Autologous - Gluteal

The lower abdomen represents the major donor site for autologous breast reconstruction. However, this source of tissue can sometimes be limited, for example, if a patient is very thin or there is extensive scarring of the anterior abdominal wall. In these circumstances, the buttock offers a valuable alternative.

The microsurgical transfer of a gluteal myocutaneous flap for breast reconstruction was first described by Fujino et al in 1975. Despite initial enthusiasm, this flap was plagued by a difficult dissection, short vascular pedicle and significant donor site morbidity. The advent of perforator flaps in the early 1990s marked a major technical improvement.

The superior gluteal artery perforator flap (SGAP) and inferior gluteal artery perforator flap (IGAP) include tissue from the upper and lower part of the buttock, respectively. However, in both cases, donor site morbidity is minimised, by avoiding the unnecessary resection of important underlying locomotor muscles.

As a result, the SGAP flap is our preferred choice for autologous breast reconstruction after the DIEAP flap.


Both perforator flaps from the buttock, like the DIEAP flap, are composed of skin and subcutaneous fat only The superior gluteal artery perforator flap (SGAP) is based on the superior gluteal artery (fig. 1, 2) and the inferior gluteal artery perforator flap (IGAP) is based on the inferior gluteal artery (fig. 1, 3). The blood vessels supplying both flaps are dissected from between the fibres of the gluteal muscles. As a result, the muscles are left completely intact and are fully functional post-operatively (fig. 4 a, b). The vessels (fig 4c, d) can then be connected to the internal mammary artery and vein, lying next to the sternum.

Gluteal perforator flaps can be shaped into an excellent three dimensional breast (fig. 4e). The surgery moderately raises the buttock and leaves a diagonal scar, though this is covered when wearing underwear or a bikini (fig. 4f).

Fig. 1

Fig. 2 Fig. 3


Fig. 4a Fig. 4b
Fig. 4c Fig. 4d
Fig. 4e Fig. 4f

Fig. 4: Schematic representation of the SGAP procedure: (a) location of the skin paddle over the vessels, (b) splitting of the gluteal muscle and isolation of the vascular pedicle between the fibres, (c, e) the flap consisting out of skin, fat and the supplying gluteal blood vessels connected to the internal mammary vessels, (d) result following delayed reconstruction after a modified radical mastectomy, (f) the donor site scar.


  • A significant amount of tissue can be harvested form the buttock and even slim women may have sufficient tissue for this procedure
  • The blood vessels supplying gluteal perforator flaps are often large and the anatomy is less variable than the DIEAP flap
  • The location of the donor site scar means that it is not readily visible when one looks in the mirror.
  • The scar from the SGAP flap can easily be hidden by underwear or a bikini.


  • The firmer consistency of gluteal tissue means that shaping the breast can be more challenging and further surgery may be required to perfect the appearance of the reconstruction.
  • The skin island of gluteal perforator flaps is often relatively small and in delayed reconstruction, particularly in thin women with tight, irradiated skin, it may not be possible to recreate the natural droopiness of the breast.
  • There may be some buttock asymmetry, as tissue is only taken from one side.
  • The IGAP flap leaves a scar in, or just below, the lower crease of the buttock which can be more difficult to hide.
  • IGAP flap surgery can expose the sciatic nerve which may lead to problems when sitting.
  • As with all microsurgical reconstruction, the operating time is prolonged; a unilateral gluteal flap takes 5-6 hours and bilateral cases take 8-10 hours.


Fig. 5a Fig. 5b
Fig. 5c Fig. 5d
Fig. 5e Fig. 5f


Fig. 5: Pre-(a, e)) and postoperative (b, c, d, f) pictures of a 47-year-old woman who had previously undergone a breast reduction and abdominal wall liposuction before developing a right breast cancer.

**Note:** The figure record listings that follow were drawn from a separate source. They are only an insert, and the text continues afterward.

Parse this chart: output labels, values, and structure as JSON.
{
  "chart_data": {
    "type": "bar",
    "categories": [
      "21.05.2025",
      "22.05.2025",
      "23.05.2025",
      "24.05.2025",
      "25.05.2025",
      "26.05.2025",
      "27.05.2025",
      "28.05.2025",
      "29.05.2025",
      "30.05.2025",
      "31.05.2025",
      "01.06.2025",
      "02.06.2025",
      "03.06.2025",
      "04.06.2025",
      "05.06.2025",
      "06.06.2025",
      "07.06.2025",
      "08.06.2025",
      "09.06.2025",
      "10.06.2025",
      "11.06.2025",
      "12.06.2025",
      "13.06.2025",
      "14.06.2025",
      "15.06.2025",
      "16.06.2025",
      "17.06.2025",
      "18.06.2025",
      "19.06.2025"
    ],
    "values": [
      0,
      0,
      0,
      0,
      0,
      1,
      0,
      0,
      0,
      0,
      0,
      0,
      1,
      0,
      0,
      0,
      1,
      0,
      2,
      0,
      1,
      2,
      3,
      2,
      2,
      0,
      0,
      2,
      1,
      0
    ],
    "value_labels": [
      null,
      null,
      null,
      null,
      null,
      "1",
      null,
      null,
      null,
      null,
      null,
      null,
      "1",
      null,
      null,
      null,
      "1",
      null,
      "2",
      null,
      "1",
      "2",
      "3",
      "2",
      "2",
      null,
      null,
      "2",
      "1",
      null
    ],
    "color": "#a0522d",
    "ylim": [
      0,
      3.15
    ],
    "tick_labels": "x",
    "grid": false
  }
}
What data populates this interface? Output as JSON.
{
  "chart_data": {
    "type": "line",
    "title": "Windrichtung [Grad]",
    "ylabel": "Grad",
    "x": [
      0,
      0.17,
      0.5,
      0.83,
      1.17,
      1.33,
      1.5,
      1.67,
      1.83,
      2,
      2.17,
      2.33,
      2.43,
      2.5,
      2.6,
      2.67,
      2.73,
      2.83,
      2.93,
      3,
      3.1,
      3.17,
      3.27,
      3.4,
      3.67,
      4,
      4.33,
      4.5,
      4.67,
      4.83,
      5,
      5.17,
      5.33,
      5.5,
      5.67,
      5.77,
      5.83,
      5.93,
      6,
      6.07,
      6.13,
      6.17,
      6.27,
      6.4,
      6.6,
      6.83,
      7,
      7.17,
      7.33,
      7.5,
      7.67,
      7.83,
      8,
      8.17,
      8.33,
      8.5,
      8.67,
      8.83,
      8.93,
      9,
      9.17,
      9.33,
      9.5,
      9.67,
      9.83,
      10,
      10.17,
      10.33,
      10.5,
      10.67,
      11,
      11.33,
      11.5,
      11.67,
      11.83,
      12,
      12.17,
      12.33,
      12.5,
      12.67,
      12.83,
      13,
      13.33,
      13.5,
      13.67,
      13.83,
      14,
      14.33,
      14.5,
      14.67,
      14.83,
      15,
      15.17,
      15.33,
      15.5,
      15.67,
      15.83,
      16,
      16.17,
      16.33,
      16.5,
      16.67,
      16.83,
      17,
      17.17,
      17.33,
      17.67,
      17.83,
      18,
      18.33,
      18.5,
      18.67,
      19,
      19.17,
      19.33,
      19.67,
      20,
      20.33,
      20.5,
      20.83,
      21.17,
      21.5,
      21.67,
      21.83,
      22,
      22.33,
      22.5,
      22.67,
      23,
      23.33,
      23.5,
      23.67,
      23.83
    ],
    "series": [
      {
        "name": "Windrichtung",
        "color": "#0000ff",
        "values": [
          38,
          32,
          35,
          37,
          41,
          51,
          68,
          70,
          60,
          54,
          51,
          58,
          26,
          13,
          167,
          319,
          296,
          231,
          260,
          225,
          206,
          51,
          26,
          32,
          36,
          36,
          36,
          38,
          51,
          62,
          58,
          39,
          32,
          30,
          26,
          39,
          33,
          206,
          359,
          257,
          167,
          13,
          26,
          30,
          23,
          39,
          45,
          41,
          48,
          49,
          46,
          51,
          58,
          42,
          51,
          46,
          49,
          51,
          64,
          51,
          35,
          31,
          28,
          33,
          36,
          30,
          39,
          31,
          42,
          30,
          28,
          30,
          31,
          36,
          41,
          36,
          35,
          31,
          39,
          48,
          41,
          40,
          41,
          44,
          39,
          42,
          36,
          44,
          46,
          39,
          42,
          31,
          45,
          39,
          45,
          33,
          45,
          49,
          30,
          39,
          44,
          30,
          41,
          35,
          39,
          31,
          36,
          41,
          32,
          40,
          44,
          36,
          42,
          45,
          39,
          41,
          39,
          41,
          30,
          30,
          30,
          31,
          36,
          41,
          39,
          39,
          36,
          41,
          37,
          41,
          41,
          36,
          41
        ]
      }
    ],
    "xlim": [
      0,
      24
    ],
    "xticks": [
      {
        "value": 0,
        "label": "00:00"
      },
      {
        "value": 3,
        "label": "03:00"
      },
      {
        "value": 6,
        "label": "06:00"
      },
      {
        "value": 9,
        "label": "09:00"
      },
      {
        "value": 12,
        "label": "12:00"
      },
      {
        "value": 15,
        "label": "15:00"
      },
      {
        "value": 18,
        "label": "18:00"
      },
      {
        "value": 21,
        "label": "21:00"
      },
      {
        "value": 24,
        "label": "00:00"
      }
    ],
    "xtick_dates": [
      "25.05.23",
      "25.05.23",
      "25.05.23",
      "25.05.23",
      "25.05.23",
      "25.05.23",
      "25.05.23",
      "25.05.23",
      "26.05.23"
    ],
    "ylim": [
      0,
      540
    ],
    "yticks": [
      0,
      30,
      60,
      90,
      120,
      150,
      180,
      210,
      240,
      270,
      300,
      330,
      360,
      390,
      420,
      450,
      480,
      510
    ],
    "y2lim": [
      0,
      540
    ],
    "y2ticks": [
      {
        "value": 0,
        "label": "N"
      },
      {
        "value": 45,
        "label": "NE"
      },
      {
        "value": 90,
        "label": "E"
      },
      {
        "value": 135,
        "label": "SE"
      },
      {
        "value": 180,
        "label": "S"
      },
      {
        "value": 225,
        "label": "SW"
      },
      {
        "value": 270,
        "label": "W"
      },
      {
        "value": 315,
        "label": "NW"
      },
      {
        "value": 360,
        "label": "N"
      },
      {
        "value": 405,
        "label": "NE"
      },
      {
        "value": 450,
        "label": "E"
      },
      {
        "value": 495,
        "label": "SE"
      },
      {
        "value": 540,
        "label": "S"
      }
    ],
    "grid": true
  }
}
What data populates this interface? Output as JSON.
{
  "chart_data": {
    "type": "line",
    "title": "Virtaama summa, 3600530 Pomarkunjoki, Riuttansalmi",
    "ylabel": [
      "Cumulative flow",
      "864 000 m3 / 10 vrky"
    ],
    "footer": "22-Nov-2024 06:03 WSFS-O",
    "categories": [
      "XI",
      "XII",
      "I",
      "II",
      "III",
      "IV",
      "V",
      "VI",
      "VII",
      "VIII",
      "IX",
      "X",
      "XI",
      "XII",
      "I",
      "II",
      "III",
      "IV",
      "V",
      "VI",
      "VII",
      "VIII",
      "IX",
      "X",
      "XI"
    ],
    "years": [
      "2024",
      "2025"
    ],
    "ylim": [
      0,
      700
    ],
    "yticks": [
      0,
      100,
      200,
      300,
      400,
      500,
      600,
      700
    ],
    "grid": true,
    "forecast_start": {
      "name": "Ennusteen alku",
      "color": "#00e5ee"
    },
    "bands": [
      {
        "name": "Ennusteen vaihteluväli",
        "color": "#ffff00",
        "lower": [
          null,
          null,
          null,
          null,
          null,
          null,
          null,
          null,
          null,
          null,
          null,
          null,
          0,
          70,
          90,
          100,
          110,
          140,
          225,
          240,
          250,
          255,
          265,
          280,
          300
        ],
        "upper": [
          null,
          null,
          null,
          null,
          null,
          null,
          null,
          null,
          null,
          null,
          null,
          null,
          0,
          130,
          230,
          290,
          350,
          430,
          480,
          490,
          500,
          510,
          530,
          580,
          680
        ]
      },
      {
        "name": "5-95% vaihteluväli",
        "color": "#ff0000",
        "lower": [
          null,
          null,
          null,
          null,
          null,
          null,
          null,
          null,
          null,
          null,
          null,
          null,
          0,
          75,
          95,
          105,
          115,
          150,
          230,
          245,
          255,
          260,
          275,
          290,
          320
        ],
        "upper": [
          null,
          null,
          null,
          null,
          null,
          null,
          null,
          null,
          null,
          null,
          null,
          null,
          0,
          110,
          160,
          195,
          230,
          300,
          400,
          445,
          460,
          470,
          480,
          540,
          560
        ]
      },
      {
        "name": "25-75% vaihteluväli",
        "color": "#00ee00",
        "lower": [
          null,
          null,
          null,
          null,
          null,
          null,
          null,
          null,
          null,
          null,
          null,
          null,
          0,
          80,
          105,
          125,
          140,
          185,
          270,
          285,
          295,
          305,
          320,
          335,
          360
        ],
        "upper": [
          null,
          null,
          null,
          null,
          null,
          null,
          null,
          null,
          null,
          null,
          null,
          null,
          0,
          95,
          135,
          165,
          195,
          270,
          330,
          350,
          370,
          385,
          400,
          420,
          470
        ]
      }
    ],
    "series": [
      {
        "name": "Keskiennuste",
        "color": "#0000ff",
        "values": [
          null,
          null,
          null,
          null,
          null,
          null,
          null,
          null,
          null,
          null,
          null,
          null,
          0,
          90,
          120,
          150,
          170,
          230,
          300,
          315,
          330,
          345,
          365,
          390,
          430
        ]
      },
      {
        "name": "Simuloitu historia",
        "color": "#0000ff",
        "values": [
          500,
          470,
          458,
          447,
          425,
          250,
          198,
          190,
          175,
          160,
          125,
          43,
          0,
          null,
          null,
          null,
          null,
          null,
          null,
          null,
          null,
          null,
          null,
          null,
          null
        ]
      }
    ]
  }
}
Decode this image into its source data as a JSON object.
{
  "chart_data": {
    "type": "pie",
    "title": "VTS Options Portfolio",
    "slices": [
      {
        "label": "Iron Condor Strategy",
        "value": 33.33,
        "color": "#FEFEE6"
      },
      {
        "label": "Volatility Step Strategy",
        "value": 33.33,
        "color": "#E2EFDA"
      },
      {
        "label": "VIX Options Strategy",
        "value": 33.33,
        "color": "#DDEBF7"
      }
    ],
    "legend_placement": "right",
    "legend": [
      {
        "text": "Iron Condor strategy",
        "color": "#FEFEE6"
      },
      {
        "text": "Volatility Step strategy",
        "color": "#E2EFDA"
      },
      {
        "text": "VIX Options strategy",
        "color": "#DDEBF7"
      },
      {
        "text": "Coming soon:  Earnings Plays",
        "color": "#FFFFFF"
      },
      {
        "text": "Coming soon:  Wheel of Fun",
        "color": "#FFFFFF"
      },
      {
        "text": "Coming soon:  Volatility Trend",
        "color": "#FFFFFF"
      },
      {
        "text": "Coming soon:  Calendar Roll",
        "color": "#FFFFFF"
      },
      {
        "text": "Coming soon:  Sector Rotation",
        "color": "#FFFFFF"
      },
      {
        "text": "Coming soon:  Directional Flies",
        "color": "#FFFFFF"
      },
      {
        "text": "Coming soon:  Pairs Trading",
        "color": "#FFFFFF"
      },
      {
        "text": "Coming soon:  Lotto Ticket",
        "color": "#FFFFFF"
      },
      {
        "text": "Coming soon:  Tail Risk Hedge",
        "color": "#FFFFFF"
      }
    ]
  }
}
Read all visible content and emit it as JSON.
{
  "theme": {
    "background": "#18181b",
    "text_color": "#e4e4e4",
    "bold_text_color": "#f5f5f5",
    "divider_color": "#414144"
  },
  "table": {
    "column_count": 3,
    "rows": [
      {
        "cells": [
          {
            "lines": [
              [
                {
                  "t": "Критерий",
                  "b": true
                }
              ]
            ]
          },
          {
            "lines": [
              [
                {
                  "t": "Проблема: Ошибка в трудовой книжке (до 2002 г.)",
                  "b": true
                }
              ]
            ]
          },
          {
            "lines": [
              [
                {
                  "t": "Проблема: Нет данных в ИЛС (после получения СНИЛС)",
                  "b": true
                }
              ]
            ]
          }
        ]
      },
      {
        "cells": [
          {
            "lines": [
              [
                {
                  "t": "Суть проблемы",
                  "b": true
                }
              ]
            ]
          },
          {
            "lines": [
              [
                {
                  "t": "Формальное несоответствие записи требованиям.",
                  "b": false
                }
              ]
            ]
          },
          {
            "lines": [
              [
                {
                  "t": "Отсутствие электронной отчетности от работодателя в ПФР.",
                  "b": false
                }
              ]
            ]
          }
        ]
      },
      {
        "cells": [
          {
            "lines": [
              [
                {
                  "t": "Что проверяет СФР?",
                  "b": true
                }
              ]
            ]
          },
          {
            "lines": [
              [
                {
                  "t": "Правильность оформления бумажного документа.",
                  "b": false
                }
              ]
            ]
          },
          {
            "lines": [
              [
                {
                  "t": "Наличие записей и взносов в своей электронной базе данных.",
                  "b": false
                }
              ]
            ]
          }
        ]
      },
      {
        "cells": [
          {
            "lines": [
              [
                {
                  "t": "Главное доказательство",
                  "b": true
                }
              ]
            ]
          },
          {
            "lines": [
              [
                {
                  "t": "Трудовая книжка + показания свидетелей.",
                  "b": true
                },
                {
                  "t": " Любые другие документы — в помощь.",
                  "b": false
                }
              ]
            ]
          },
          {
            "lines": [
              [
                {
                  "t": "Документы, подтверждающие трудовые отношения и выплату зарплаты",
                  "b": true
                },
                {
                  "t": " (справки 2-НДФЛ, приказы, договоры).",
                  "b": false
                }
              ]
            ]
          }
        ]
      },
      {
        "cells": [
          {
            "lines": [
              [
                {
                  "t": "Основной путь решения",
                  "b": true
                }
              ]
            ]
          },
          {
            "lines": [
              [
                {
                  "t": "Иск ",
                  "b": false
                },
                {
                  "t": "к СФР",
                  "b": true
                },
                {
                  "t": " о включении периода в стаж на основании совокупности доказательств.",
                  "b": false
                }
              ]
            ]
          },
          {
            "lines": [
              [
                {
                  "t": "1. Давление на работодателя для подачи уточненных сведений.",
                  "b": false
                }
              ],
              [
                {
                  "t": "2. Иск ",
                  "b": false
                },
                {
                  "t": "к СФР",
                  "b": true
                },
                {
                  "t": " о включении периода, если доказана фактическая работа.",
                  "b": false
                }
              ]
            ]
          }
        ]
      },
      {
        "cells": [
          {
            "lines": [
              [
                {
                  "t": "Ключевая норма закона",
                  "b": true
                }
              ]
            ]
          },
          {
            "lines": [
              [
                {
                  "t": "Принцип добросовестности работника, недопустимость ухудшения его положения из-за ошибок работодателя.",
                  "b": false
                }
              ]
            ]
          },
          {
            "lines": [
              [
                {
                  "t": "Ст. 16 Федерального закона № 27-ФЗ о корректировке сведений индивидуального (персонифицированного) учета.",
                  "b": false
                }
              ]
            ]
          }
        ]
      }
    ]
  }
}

A skin-sparing mastectomy of the right breast combined with immediate reconstruction using an SGAP flap. A nipple reconstruction and left breast reduction were performed at a second procedure to improve symmetry. Although the donor site scar on the buttock is clearly visible, it rarely produces a significant contour deformity.

                          Fig. 6a
Fig. 6b

Fig. 6: postoperative pictures of a patient who underwent an immediate reconstruction of the right breast with a free SGAP flap and a delayed reconstruction of the left breast with the same flap. Nipple reconstruction and tatto were performed in a secondary procedure. Additional liposuction and lipofilling procedures were necessary at the breasts and at the gluteal area (b) to optimize the shape and the aesthetic outcome.